Leucemia mieloide crónica
4 medicamentos
La leucemia mieloide crónica (LMC) es un cáncer de la sangre impulsado por la fusión génica BCR-ABL, tratado con inhibidores dirigidos de la tirosina cinasa como el imatinib.
Datos clave
- La leucemia mieloide crónica (LMC) es un cáncer de la sangre que comienza en la médula ósea, donde una reorganización genética llamada cromosoma Filadelfia impulsa una multiplicación descontrolada de glóbulos blancos anormales.
- Progresa en tres fases: crónica (a menudo manejable durante años), acelerada y crisis blástica; la mayoría de las personas se diagnostican en la fase crónica, a menudo tras un análisis de sangre rutinario que muestra un recuento de glóbulos blancos inesperadamente alto.
- El tratamiento de primera línea es un inhibidor de la tirosina cinasa como el imatinib, con dasatinib o nilotinib usados si el imatinib no se tolera o la enfermedad progresa.
- Cualquier dolor óseo nuevo, fiebre, pérdida de peso rápida, o un bazo notablemente agrandado justifica una revisión médica sin demora.
Qué causa la LMC
La LMC surge de un intercambio específico de material entre los cromosomas 9 y 22, que produce el gen de fusión BCR-ABL. Este gen codifica una enzima constantemente activa (una tirosina cinasa) que impulsa un crecimiento celular descontrolado. No es hereditaria y no tiene ningún desencadenante conocido relacionado con el estilo de vida. La LMC representa aproximadamente el 15% de las leucemias en adultos, y la edad media en el momento del diagnóstico es a mediados de los cuarenta.
Tratamiento dirigido: inhibidores de la tirosina cinasa
Los inhibidores de la tirosina cinasa (ITC) transformaron la LMC de una enfermedad con malos resultados a largo plazo en una en la que la remisión sostenida es realista para la mayoría de las personas. El tratamiento de primera línea suele comenzar con imatinib, el inhibidor original de BCR-ABL. Cuando el imatinib no se tolera o la enfermedad progresa, se usan los agentes de segunda generación dasatinib y nilotinib; ambos logran respuestas moleculares más profundas en muchos pacientes. La hidroxicarbamida se usa a veces para reducir un recuento de glóbulos blancos muy alto mientras se inicia la terapia con ITC. Estos se suman a otros medicamentos de apoyo oncológico usados en todo el cuidado del cáncer.
Seguimiento y control
La monitorización periódica mediante PCR de los niveles del transcrito BCR-ABL es esencial para confirmar que un tratamiento está funcionando y detectar señales tempranas de resistencia. La mayoría de las personas permanecen en terapia con ITC a largo plazo, con ajustes de dosis o de fármaco guiados por estos resultados.

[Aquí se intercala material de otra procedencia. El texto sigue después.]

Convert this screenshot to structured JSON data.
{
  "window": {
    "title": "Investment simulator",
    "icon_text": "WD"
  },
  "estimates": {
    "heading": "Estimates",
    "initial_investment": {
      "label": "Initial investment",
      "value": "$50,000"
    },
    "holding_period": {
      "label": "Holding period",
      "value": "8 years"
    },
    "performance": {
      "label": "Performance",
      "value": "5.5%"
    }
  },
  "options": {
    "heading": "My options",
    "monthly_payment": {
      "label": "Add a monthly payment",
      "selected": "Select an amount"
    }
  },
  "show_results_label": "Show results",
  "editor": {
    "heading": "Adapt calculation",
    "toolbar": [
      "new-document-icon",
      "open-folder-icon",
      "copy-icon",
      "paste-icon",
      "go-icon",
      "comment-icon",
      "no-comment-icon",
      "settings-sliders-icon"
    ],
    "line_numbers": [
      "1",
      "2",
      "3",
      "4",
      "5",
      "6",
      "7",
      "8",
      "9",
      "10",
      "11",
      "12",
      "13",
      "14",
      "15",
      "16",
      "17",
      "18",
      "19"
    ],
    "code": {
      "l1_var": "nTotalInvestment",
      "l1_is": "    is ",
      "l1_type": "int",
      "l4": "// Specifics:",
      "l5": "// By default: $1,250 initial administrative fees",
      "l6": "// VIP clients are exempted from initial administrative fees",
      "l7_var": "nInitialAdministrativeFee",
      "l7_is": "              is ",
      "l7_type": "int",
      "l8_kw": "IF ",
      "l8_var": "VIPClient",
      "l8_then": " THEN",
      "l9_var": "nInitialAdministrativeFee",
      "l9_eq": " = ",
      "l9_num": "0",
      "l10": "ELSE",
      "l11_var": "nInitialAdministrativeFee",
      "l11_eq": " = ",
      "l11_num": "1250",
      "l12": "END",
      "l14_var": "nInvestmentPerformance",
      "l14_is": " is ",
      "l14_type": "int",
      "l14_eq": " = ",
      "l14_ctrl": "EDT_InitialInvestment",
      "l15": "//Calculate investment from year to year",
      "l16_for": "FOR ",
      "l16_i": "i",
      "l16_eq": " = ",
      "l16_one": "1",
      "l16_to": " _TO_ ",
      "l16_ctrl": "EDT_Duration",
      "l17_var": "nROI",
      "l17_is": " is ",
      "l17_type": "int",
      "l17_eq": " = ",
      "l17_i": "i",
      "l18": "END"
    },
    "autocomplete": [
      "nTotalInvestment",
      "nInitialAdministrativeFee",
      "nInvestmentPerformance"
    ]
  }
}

Cuándo consultar al médico
Cualquier dolor óseo nuevo, fiebre inexplicada, pérdida de peso rápida, o un bazo notablemente agrandado justifica una revisión médica sin demora, ya sea en el momento del diagnóstico o durante el tratamiento.
Esta página tiene fines educativos y no sustituye el consejo de un médico o farmacéutico que conozca tu historial de salud.